Taken together, these developments reinforce a proxy voting environment that places greater weight on issuer judgment and explanation. As proxy advisors and asset managers rely more heavily on contextual analysis—and face increased scrutiny of their own methodologies—issuers should expect voting outcomes to hinge less on compliance with prescriptive guidelines and more on the clarity of board oversight, decision-making processes, and supporting disclosure. In this environment, the proxy statement plays an increasingly central role in conveying how boards assess risk, exercise discretion, and respond to shareholder concerns.

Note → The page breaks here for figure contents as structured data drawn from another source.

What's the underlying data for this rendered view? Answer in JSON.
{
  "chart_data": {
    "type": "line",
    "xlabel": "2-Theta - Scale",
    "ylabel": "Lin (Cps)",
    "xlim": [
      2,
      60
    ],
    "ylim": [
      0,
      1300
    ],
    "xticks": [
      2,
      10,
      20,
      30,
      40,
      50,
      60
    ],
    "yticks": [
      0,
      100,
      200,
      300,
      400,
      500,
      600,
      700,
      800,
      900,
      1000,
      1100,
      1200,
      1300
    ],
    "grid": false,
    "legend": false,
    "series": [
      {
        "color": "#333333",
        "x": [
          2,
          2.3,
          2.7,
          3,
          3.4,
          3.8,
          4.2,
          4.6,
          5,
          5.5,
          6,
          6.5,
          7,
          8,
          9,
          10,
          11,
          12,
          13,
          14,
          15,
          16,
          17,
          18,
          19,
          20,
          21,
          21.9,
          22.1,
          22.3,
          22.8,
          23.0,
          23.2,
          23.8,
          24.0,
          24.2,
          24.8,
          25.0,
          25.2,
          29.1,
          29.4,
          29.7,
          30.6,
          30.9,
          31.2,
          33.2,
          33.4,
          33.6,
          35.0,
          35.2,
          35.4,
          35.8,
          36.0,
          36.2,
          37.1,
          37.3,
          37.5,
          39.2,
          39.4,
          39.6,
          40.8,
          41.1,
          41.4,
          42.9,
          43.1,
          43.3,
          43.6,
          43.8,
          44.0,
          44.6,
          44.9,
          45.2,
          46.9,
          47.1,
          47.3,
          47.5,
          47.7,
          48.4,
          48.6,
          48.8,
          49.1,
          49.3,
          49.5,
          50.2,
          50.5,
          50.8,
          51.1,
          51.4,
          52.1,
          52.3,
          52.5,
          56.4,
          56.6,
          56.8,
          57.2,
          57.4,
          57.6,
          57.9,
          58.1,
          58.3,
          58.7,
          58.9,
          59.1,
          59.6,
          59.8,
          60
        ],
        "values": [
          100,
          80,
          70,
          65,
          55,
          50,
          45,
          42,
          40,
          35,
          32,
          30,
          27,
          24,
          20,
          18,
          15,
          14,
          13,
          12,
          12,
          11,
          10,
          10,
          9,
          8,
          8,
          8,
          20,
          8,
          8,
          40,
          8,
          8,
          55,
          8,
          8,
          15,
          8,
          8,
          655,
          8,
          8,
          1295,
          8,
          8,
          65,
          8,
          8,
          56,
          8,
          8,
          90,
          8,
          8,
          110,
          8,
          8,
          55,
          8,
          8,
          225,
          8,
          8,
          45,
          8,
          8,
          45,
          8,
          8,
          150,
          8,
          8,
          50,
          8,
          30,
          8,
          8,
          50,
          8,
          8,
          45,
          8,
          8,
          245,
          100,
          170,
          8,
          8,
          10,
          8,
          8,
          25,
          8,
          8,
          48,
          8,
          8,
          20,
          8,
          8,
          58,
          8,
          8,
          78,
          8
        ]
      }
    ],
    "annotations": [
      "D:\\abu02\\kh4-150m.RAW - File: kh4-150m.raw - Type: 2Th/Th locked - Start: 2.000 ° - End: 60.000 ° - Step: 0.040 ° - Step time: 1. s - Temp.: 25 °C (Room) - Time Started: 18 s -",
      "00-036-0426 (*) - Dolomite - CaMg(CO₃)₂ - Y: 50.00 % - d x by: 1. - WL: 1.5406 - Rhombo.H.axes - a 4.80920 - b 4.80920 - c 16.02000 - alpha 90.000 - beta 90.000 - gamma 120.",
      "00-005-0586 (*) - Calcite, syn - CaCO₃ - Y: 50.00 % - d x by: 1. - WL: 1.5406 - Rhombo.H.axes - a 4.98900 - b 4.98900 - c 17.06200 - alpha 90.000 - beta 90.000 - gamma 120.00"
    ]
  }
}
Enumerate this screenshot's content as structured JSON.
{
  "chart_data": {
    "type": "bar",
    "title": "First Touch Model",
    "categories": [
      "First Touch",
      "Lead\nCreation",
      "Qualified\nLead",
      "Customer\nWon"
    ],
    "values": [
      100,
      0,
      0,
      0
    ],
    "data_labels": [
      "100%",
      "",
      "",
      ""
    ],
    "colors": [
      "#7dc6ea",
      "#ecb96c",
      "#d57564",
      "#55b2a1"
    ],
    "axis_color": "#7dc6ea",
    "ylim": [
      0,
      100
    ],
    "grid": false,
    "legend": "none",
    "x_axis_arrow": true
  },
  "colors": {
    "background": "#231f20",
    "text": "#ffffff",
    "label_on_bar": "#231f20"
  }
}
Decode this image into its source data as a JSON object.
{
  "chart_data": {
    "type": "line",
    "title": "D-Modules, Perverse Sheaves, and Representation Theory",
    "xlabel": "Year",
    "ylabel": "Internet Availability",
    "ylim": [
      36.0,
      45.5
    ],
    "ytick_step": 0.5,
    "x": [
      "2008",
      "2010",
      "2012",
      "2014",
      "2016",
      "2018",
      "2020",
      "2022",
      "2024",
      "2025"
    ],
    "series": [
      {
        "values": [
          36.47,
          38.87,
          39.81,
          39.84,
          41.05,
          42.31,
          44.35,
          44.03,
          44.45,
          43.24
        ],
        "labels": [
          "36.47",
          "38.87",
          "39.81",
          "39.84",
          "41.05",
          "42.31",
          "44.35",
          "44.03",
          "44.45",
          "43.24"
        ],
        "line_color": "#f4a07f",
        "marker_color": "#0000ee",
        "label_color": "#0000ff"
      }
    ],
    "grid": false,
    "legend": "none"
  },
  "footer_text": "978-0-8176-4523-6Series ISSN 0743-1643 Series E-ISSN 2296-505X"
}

Stewardship in a more constrained engagement environment

As regulatory developments—including tighter expectations around Schedule 13G2 eligibility and disclosure—reshape how and when institutional investors engage with issuers, proxy voting and proxy disclosure are playing a more central role in stewardship. With some investors exercising greater caution around engagement, greater weight is placed on issuer-provided context, board rationale, and demonstrated responsiveness in public disclosures, increasing both the stakes and the value of clear, decision-oriented proxy communication.

This article is based on corporate disclosure data from The Conference Board Benchmarking platform, powered by ESGAUGE.